Additionally, Oracle is building AI capabilities into its own applications, including supply chain and retail, where the vendor plans to inject intelligent assistants to take action automatically or make recommendations.
And historically, the company’s strategic Autonomous Database and Autonomous Linux owe their automatic, low-cost, low-maintenance operations to artificial intelligence, the company said.
Strong potential
Oracle has a tiny share of the cloud infrastructure market. Amazon leads with 32% market share, followed by Microsoft (23%) and Google (10%), according to an April report from Synergy Research Group. Oracle barely gets a namecheck in that report, cited among the “Next 20 Companies,” which have a combined 26% market share. However, Synergy does mention Oracle as among those with the highest year-on-year growth rates (without naming specifics).
Oracle shows strong potential in the AI market, Roy Illsley, Omdia chief analyst, said. Specific AI solutions tailored for company data will give organizations competitive advantage, requiring processing power, software and access to foundational models. All hyperscalers and OEMs are competing in this area; winners will be determined by who has the best models, easiest-to-modify software and computation power delivered in a single package, which will require partnerships, he said.
The embedded AI market, with AI included in domain-specific tools and solutions, is more mature and will require company-specific data, Illsley said.
Oracle has been late to the cloud market, but that could work to its advantage, as it’s had an opportunity to learn from competitors’ experience, Illsley said.

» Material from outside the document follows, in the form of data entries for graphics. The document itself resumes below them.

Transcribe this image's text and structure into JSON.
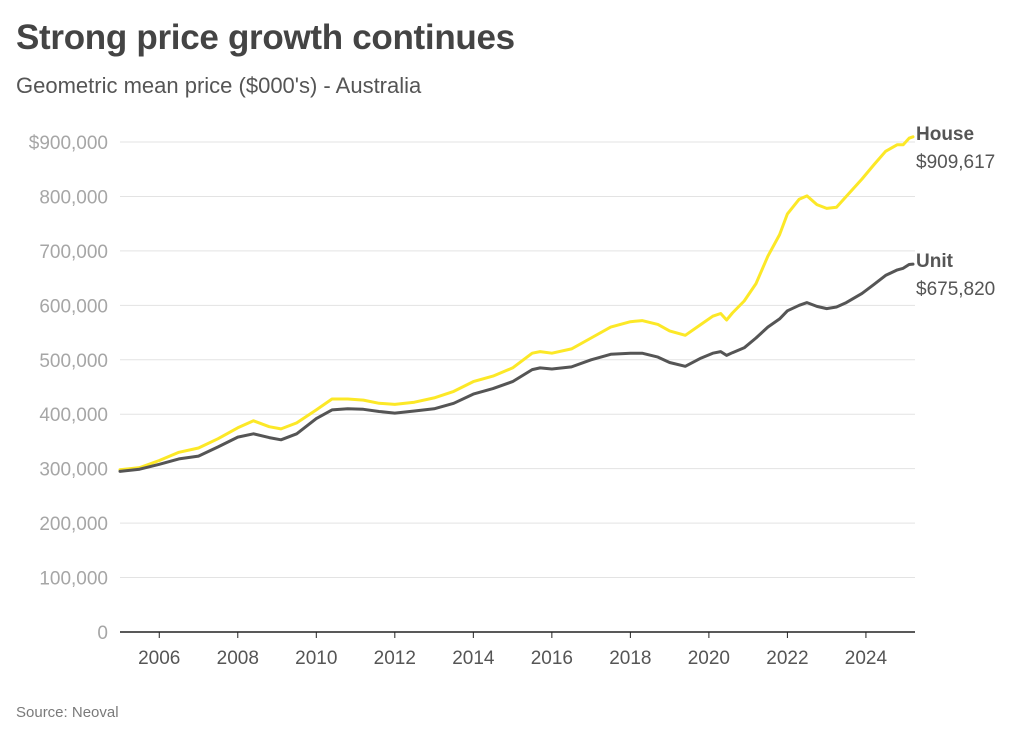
{
  "title": "Strong price growth continues",
  "subtitle": "Geometric mean price ($000's) - Australia",
  "source": "Source: Neoval",
  "chart_data": {
    "type": "line",
    "title": "Strong price growth continues",
    "subtitle": "Geometric mean price ($000's) - Australia",
    "ylim": [
      0,
      900000
    ],
    "yticks": [
      0,
      100000,
      200000,
      300000,
      400000,
      500000,
      600000,
      700000,
      800000,
      900000
    ],
    "ytick_labels": [
      "0",
      "100,000",
      "200,000",
      "300,000",
      "400,000",
      "500,000",
      "600,000",
      "700,000",
      "800,000",
      "$900,000"
    ],
    "xlim": [
      2005.0,
      2025.25
    ],
    "xticks": [
      2006,
      2008,
      2010,
      2012,
      2014,
      2016,
      2018,
      2020,
      2022,
      2024
    ],
    "xtick_labels": [
      "2006",
      "2008",
      "2010",
      "2012",
      "2014",
      "2016",
      "2018",
      "2020",
      "2022",
      "2024"
    ],
    "grid": "horizontal",
    "legend": "end labels",
    "series": [
      {
        "name": "House",
        "end_label": "$909,617",
        "color": "#fce827",
        "points": [
          [
            2005.0,
            298000
          ],
          [
            2005.5,
            302000
          ],
          [
            2006.0,
            315000
          ],
          [
            2006.5,
            330000
          ],
          [
            2007.0,
            338000
          ],
          [
            2007.5,
            355000
          ],
          [
            2008.0,
            375000
          ],
          [
            2008.4,
            388000
          ],
          [
            2008.8,
            377000
          ],
          [
            2009.1,
            373000
          ],
          [
            2009.5,
            384000
          ],
          [
            2010.0,
            408000
          ],
          [
            2010.4,
            428000
          ],
          [
            2010.8,
            428000
          ],
          [
            2011.2,
            426000
          ],
          [
            2011.6,
            420000
          ],
          [
            2012.0,
            418000
          ],
          [
            2012.5,
            422000
          ],
          [
            2013.0,
            430000
          ],
          [
            2013.5,
            442000
          ],
          [
            2014.0,
            460000
          ],
          [
            2014.5,
            470000
          ],
          [
            2015.0,
            485000
          ],
          [
            2015.5,
            512000
          ],
          [
            2015.7,
            515000
          ],
          [
            2016.0,
            512000
          ],
          [
            2016.5,
            520000
          ],
          [
            2017.0,
            540000
          ],
          [
            2017.5,
            560000
          ],
          [
            2018.0,
            570000
          ],
          [
            2018.3,
            572000
          ],
          [
            2018.7,
            565000
          ],
          [
            2019.0,
            553000
          ],
          [
            2019.4,
            545000
          ],
          [
            2019.8,
            565000
          ],
          [
            2020.1,
            580000
          ],
          [
            2020.3,
            585000
          ],
          [
            2020.45,
            573000
          ],
          [
            2020.6,
            586000
          ],
          [
            2020.9,
            608000
          ],
          [
            2021.2,
            640000
          ],
          [
            2021.5,
            690000
          ],
          [
            2021.8,
            730000
          ],
          [
            2022.0,
            768000
          ],
          [
            2022.3,
            795000
          ],
          [
            2022.5,
            801000
          ],
          [
            2022.75,
            785000
          ],
          [
            2023.0,
            778000
          ],
          [
            2023.25,
            780000
          ],
          [
            2023.5,
            800000
          ],
          [
            2023.9,
            832000
          ],
          [
            2024.2,
            858000
          ],
          [
            2024.5,
            883000
          ],
          [
            2024.8,
            895000
          ],
          [
            2024.95,
            895000
          ],
          [
            2025.1,
            907000
          ],
          [
            2025.2,
            909617
          ]
        ]
      },
      {
        "name": "Unit",
        "end_label": "$675,820",
        "color": "#555555",
        "points": [
          [
            2005.0,
            295000
          ],
          [
            2005.5,
            299000
          ],
          [
            2006.0,
            308000
          ],
          [
            2006.5,
            318000
          ],
          [
            2007.0,
            323000
          ],
          [
            2007.5,
            340000
          ],
          [
            2008.0,
            358000
          ],
          [
            2008.4,
            364000
          ],
          [
            2008.8,
            357000
          ],
          [
            2009.1,
            353000
          ],
          [
            2009.5,
            364000
          ],
          [
            2010.0,
            392000
          ],
          [
            2010.4,
            408000
          ],
          [
            2010.8,
            410000
          ],
          [
            2011.2,
            409000
          ],
          [
            2011.6,
            405000
          ],
          [
            2012.0,
            402000
          ],
          [
            2012.5,
            406000
          ],
          [
            2013.0,
            410000
          ],
          [
            2013.5,
            420000
          ],
          [
            2014.0,
            437000
          ],
          [
            2014.5,
            447000
          ],
          [
            2015.0,
            460000
          ],
          [
            2015.5,
            482000
          ],
          [
            2015.7,
            485000
          ],
          [
            2016.0,
            483000
          ],
          [
            2016.5,
            487000
          ],
          [
            2017.0,
            500000
          ],
          [
            2017.5,
            510000
          ],
          [
            2018.0,
            512000
          ],
          [
            2018.3,
            512000
          ],
          [
            2018.7,
            505000
          ],
          [
            2019.0,
            495000
          ],
          [
            2019.4,
            488000
          ],
          [
            2019.8,
            503000
          ],
          [
            2020.1,
            512000
          ],
          [
            2020.3,
            515000
          ],
          [
            2020.45,
            508000
          ],
          [
            2020.6,
            513000
          ],
          [
            2020.9,
            522000
          ],
          [
            2021.2,
            540000
          ],
          [
            2021.5,
            560000
          ],
          [
            2021.8,
            575000
          ],
          [
            2022.0,
            590000
          ],
          [
            2022.3,
            600000
          ],
          [
            2022.5,
            605000
          ],
          [
            2022.75,
            598000
          ],
          [
            2023.0,
            594000
          ],
          [
            2023.25,
            597000
          ],
          [
            2023.5,
            605000
          ],
          [
            2023.9,
            622000
          ],
          [
            2024.2,
            638000
          ],
          [
            2024.5,
            655000
          ],
          [
            2024.8,
            665000
          ],
          [
            2024.95,
            668000
          ],
          [
            2025.1,
            675000
          ],
          [
            2025.2,
            675820
          ]
        ]
      }
    ]
  }
}
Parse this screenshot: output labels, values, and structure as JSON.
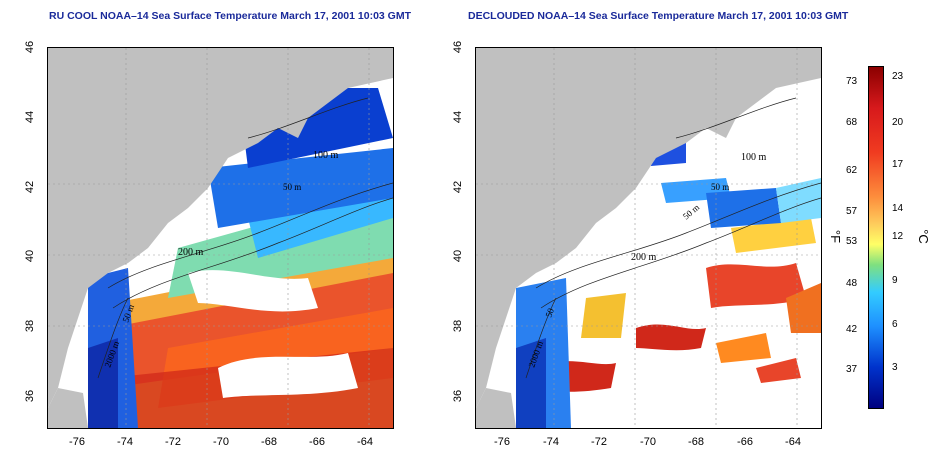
{
  "left_title": "RU COOL NOAA–14 Sea Surface Temperature March 17, 2001 10:03 GMT",
  "right_title": "DECLOUDED NOAA–14 Sea Surface Temperature March 17, 2001 10:03 GMT",
  "lat_ticks": [
    "46",
    "44",
    "42",
    "40",
    "38",
    "36"
  ],
  "lon_ticks": [
    "-76",
    "-74",
    "-72",
    "-70",
    "-68",
    "-66",
    "-64"
  ],
  "contour_labels": {
    "left": [
      "200 m",
      "100 m",
      "50 m",
      "2000 m",
      "50 m"
    ],
    "right": [
      "100 m",
      "50 m",
      "50 m",
      "200 m",
      "50",
      "2000 m"
    ]
  },
  "colorbar": {
    "fahrenheit": [
      "73",
      "68",
      "62",
      "57",
      "53",
      "48",
      "42",
      "37"
    ],
    "celsius": [
      "23",
      "20",
      "17",
      "14",
      "12",
      "9",
      "6",
      "3"
    ],
    "unit_f": "°F",
    "unit_c": "°C",
    "colors": [
      "#8b0000",
      "#d7191c",
      "#f03b20",
      "#fd8d3c",
      "#fecc5c",
      "#ffff66",
      "#7fe07f",
      "#33ccff",
      "#1e90ff",
      "#0033cc",
      "#000080"
    ]
  },
  "land_color": "#c0c0c0"
}
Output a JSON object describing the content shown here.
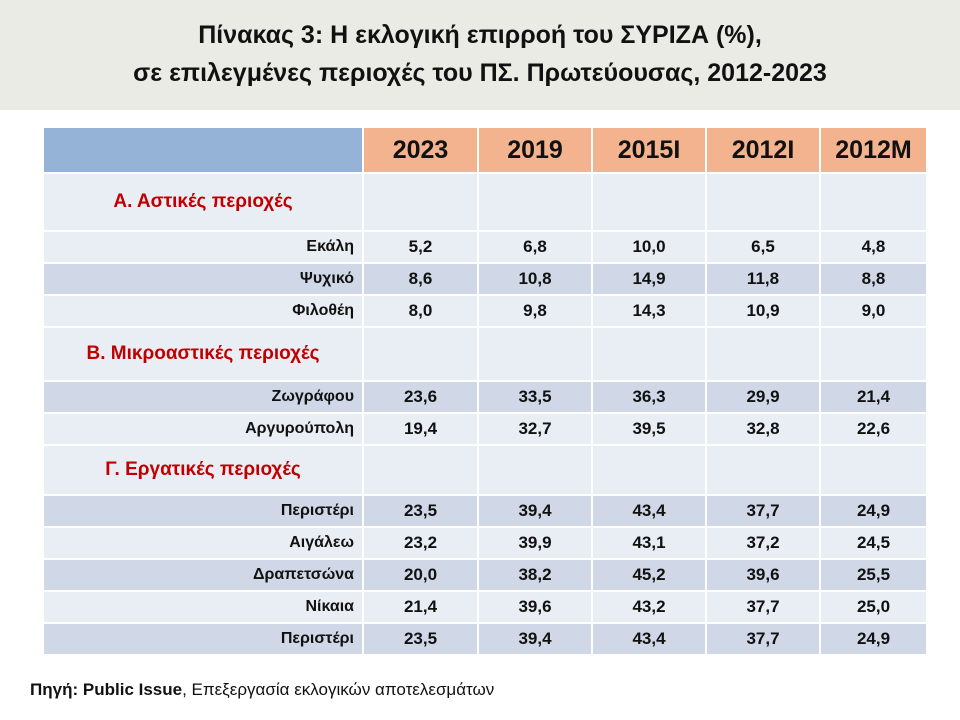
{
  "title": {
    "lines": [
      "Πίνακας 3: Η εκλογική επιρροή του ΣΥΡΙΖΑ (%),",
      "σε επιλεγμένες περιοχές του ΠΣ. Πρωτεύουσας, 2012-2023"
    ]
  },
  "table": {
    "header": [
      "2023",
      "2019",
      "2015Ι",
      "2012Ι",
      "2012Μ"
    ],
    "sections": [
      {
        "title": "Α. Αστικές περιοχές",
        "rows": [
          {
            "name": "Εκάλη",
            "values": [
              "5,2",
              "6,8",
              "10,0",
              "6,5",
              "4,8"
            ]
          },
          {
            "name": "Ψυχικό",
            "values": [
              "8,6",
              "10,8",
              "14,9",
              "11,8",
              "8,8"
            ]
          },
          {
            "name": "Φιλοθέη",
            "values": [
              "8,0",
              "9,8",
              "14,3",
              "10,9",
              "9,0"
            ]
          }
        ]
      },
      {
        "title": "Β. Μικροαστικές περιοχές",
        "rows": [
          {
            "name": "Ζωγράφου",
            "values": [
              "23,6",
              "33,5",
              "36,3",
              "29,9",
              "21,4"
            ]
          },
          {
            "name": "Αργυρούπολη",
            "values": [
              "19,4",
              "32,7",
              "39,5",
              "32,8",
              "22,6"
            ]
          }
        ]
      },
      {
        "title": "Γ. Εργατικές περιοχές",
        "rows": [
          {
            "name": "Περιστέρι",
            "values": [
              "23,5",
              "39,4",
              "43,4",
              "37,7",
              "24,9"
            ]
          },
          {
            "name": "Αιγάλεω",
            "values": [
              "23,2",
              "39,9",
              "43,1",
              "37,2",
              "24,5"
            ]
          },
          {
            "name": "Δραπετσώνα",
            "values": [
              "20,0",
              "38,2",
              "45,2",
              "39,6",
              "25,5"
            ]
          },
          {
            "name": "Νίκαια",
            "values": [
              "21,4",
              "39,6",
              "43,2",
              "37,7",
              "25,0"
            ]
          },
          {
            "name": "Περιστέρι",
            "values": [
              "23,5",
              "39,4",
              "43,4",
              "37,7",
              "24,9"
            ]
          }
        ]
      }
    ]
  },
  "source": {
    "label": "Πηγή: Public Issue",
    "text": ", Επεξεργασία εκλογικών αποτελεσμάτων"
  }
}
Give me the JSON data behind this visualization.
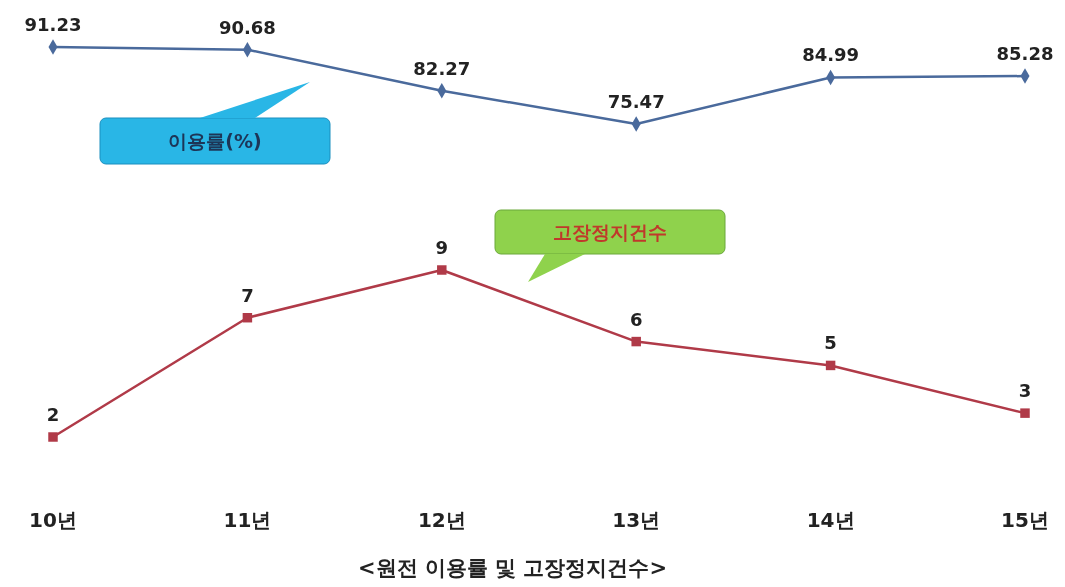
{
  "chart_data": [
    {
      "type": "line",
      "categories": [
        null,
        null,
        null,
        null,
        null,
        null
      ],
      "series": [
        {
          "name": "이용률(%)",
          "color": "#4a6a9c",
          "marker": "diamond",
          "values": [
            91.23,
            90.68,
            82.27,
            75.47,
            84.99,
            85.28
          ]
        }
      ],
      "tick_labels": false,
      "data_labels": true
    },
    {
      "type": "line",
      "title": "<원전 이용률 및 고장정지건수>",
      "categories": [
        "10년",
        "11년",
        "12년",
        "13년",
        "14년",
        "15년"
      ],
      "series": [
        {
          "name": "고장정지건수",
          "color": "#b03a48",
          "marker": "square",
          "values": [
            2,
            7,
            9,
            6,
            5,
            3
          ]
        }
      ],
      "tick_labels": "x",
      "data_labels": true
    }
  ]
}
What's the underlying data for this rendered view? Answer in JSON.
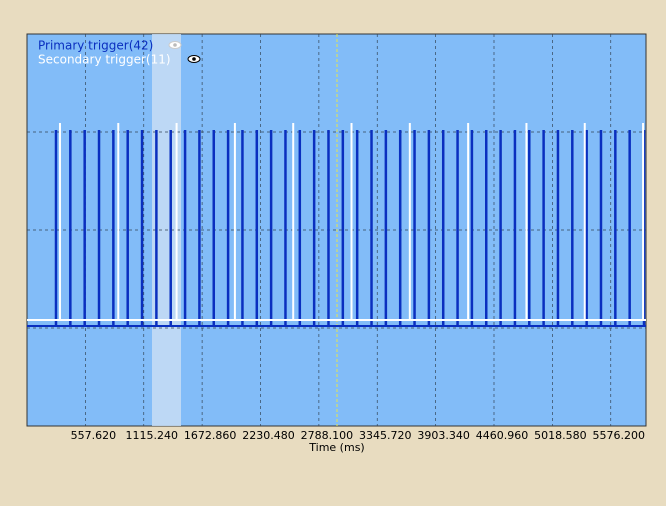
{
  "chart_data": {
    "type": "trigger",
    "x_label": "Time (ms)",
    "xlim": [
      0,
      5913
    ],
    "xticks": [
      {
        "value": 557.62,
        "label": "557.620"
      },
      {
        "value": 1115.24,
        "label": "1115.240"
      },
      {
        "value": 1672.86,
        "label": "1672.860"
      },
      {
        "value": 2230.48,
        "label": "2230.480"
      },
      {
        "value": 2788.1,
        "label": "2788.100"
      },
      {
        "value": 3345.72,
        "label": "3345.720"
      },
      {
        "value": 3903.34,
        "label": "3903.340"
      },
      {
        "value": 4460.96,
        "label": "4460.960"
      },
      {
        "value": 5018.58,
        "label": "5018.580"
      },
      {
        "value": 5576.2,
        "label": "5576.200"
      }
    ],
    "series": [
      {
        "name": "Primary trigger(42)",
        "color": "#0a2fbf",
        "values": [
          277,
          414,
          551,
          688,
          825,
          962,
          1099,
          1236,
          1373,
          1510,
          1647,
          1784,
          1921,
          2058,
          2195,
          2332,
          2469,
          2606,
          2743,
          2880,
          3017,
          3154,
          3291,
          3428,
          3565,
          3702,
          3839,
          3976,
          4113,
          4250,
          4387,
          4524,
          4661,
          4798,
          4935,
          5072,
          5209,
          5346,
          5483,
          5620,
          5757,
          5894
        ]
      },
      {
        "name": "Secondary trigger(11)",
        "color": "#ffffff",
        "values": [
          315,
          872,
          1429,
          1986,
          2543,
          3100,
          3657,
          4214,
          4771,
          5328,
          5885
        ]
      }
    ]
  }
}
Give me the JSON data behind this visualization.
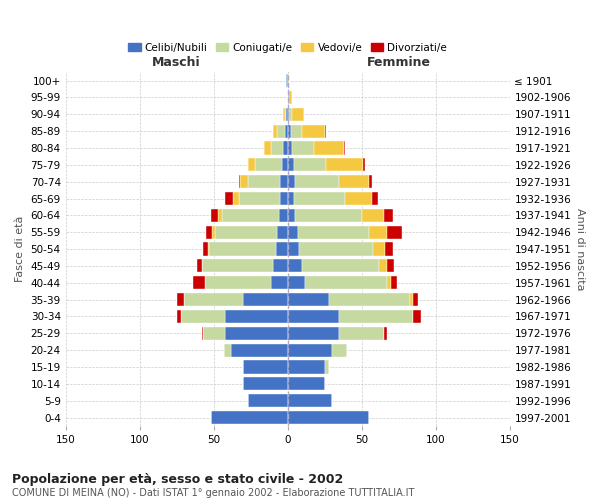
{
  "age_groups": [
    "0-4",
    "5-9",
    "10-14",
    "15-19",
    "20-24",
    "25-29",
    "30-34",
    "35-39",
    "40-44",
    "45-49",
    "50-54",
    "55-59",
    "60-64",
    "65-69",
    "70-74",
    "75-79",
    "80-84",
    "85-89",
    "90-94",
    "95-99",
    "100+"
  ],
  "birth_years": [
    "1997-2001",
    "1992-1996",
    "1987-1991",
    "1982-1986",
    "1977-1981",
    "1972-1976",
    "1967-1971",
    "1962-1966",
    "1957-1961",
    "1952-1956",
    "1947-1951",
    "1942-1946",
    "1937-1941",
    "1932-1936",
    "1927-1931",
    "1922-1926",
    "1917-1921",
    "1912-1916",
    "1907-1911",
    "1902-1906",
    "≤ 1901"
  ],
  "male": {
    "celibe": [
      52,
      27,
      30,
      30,
      38,
      42,
      42,
      30,
      11,
      10,
      8,
      7,
      6,
      5,
      5,
      4,
      3,
      2,
      1,
      0,
      1
    ],
    "coniugato": [
      0,
      0,
      0,
      0,
      5,
      15,
      30,
      40,
      45,
      48,
      45,
      42,
      38,
      28,
      22,
      18,
      8,
      5,
      1,
      0,
      0
    ],
    "vedovo": [
      0,
      0,
      0,
      0,
      0,
      0,
      0,
      0,
      0,
      0,
      1,
      2,
      3,
      4,
      5,
      5,
      5,
      3,
      1,
      0,
      0
    ],
    "divorziato": [
      0,
      0,
      0,
      0,
      0,
      1,
      3,
      5,
      8,
      3,
      3,
      4,
      5,
      5,
      1,
      0,
      0,
      0,
      0,
      0,
      0
    ]
  },
  "female": {
    "nubile": [
      55,
      30,
      25,
      25,
      30,
      35,
      35,
      28,
      12,
      10,
      8,
      7,
      5,
      4,
      5,
      4,
      3,
      2,
      1,
      1,
      0
    ],
    "coniugata": [
      0,
      0,
      0,
      3,
      10,
      30,
      50,
      55,
      55,
      52,
      50,
      48,
      45,
      35,
      30,
      22,
      15,
      8,
      2,
      0,
      0
    ],
    "vedova": [
      0,
      0,
      0,
      0,
      0,
      0,
      0,
      2,
      3,
      5,
      8,
      12,
      15,
      18,
      20,
      25,
      20,
      15,
      8,
      2,
      1
    ],
    "divorziata": [
      0,
      0,
      0,
      0,
      0,
      2,
      5,
      3,
      4,
      5,
      5,
      10,
      6,
      4,
      2,
      1,
      1,
      1,
      0,
      0,
      0
    ]
  },
  "colors": {
    "celibe": "#4472c4",
    "coniugato": "#c5d9a0",
    "vedovo": "#f5c842",
    "divorziato": "#cc0000"
  },
  "xlim": 150,
  "title": "Popolazione per età, sesso e stato civile - 2002",
  "subtitle": "COMUNE DI MEINA (NO) - Dati ISTAT 1° gennaio 2002 - Elaborazione TUTTITALIA.IT",
  "ylabel_left": "Fasce di età",
  "ylabel_right": "Anni di nascita",
  "xlabel_male": "Maschi",
  "xlabel_female": "Femmine",
  "legend_labels": [
    "Celibi/Nubili",
    "Coniugati/e",
    "Vedovi/e",
    "Divorziati/e"
  ],
  "background_color": "#ffffff",
  "grid_color": "#cccccc"
}
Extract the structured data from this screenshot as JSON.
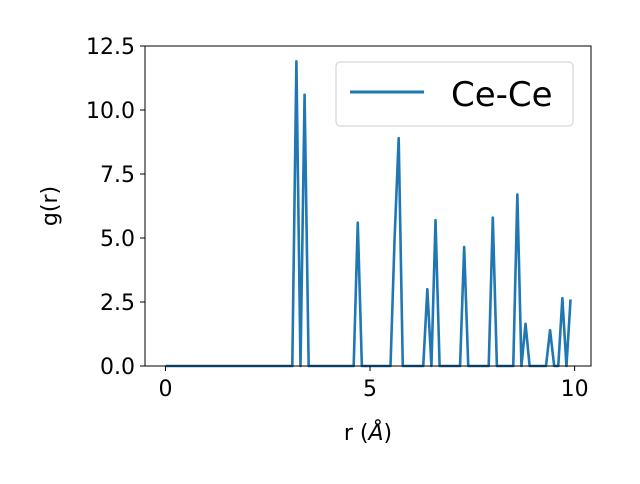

And he’s not the only one who thinks that.
Oracle faces competition in the enterprise AI Market. Amazon Bedrock and Google Cloud’s Vertex AI take a similar approach, while Azure ML uses Snowflake data warehousing.
Global spending on AI software, hardware and services will likely top $150 billion in 2023 and exceed $300 billion in 2026, IDC predicted. The top AI solutions enterprises are looking to adopt in the next two years include AIOps, augmented intelligence, discovery and analysis, intelligent task and process automation and preventative maintenance, according to a report from IDC.